The Nucleocapsid Protein Gene as Excellent target for Detection of Canine Distemper Virus by Reverse Transcriptase-Polymerase Chain Reaction | BiomedgridJournal: American Journal of Biomedical Science & Research (Vol.5, No. 4)
Publication Date: 2019-09-26
Authors : Navarro C Muñoz C; Céspedes PF;
Page : 309-315
Keywords : Canine Distemper Virus; Nucleocapsid Protein Gene; RT-PCR; AJBSR;
Canine Distemper is a viral disease of worldwide distribution, lethal and highly contagious, caused by the Canine Distemper Virus, which affects a wide host range, as domestic dogs and wild representatives of different families of carnivores, compromising drastically the conservation of threatened species.

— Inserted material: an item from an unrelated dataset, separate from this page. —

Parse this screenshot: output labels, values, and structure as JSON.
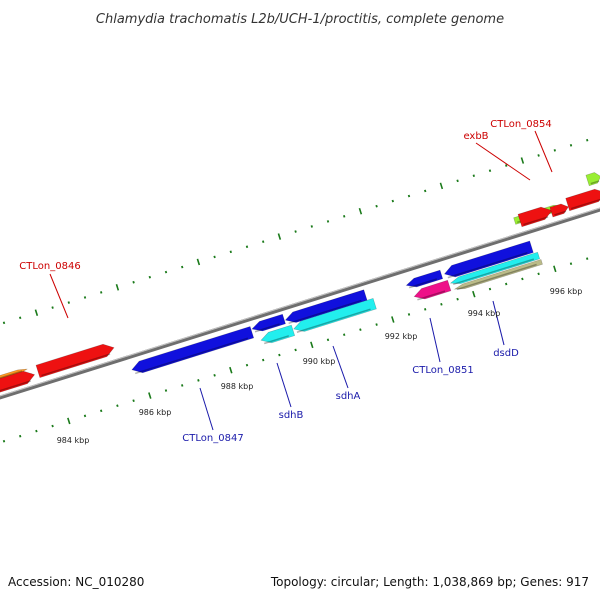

For the definitive diagnosis of the ante-mortem disease, have been suggested a variety of clinical parameters and different types of assays, however, due to unpredictable and variable course the e final diagnosis for some animals remains uncertain. Thus, the objective of this work postulated the detection of the nucleocapsid protein gene of Canine Distemper Virus by Reverse Transcriptase-Polymerase Chain Reaction (RTPCR), as a form of rapid and specific diagnosis for the detection of the virus. The specificity of the method was demonstrated by amplification of the expected fragment at 100% of the positive controls to Canine Distemper Virus, both three vaccine controls (Onderstepoort, Lederle and Snyder Hill strains) as ten controls of viral RNA from national isolated, and in the not amplification of the expected fragment in the negative controls (uninfected dogs with and without vaccination). In addition to this, the amplified DNA fragments were sent to sequence and by means the BLAST program, it was confirmed that these were corresponding to Canine Distemper Virus. Additionally, it is proposed that the method could have high sensitivity, due to the amplification of the expected fragment at 91% of the field samples of dogs suspected of Canine Distemper. Based on the above, the method implemented can contribute to the prevention and control of the increase of Canine Distemper, both in the canine population, as in other animals susceptible to the disease.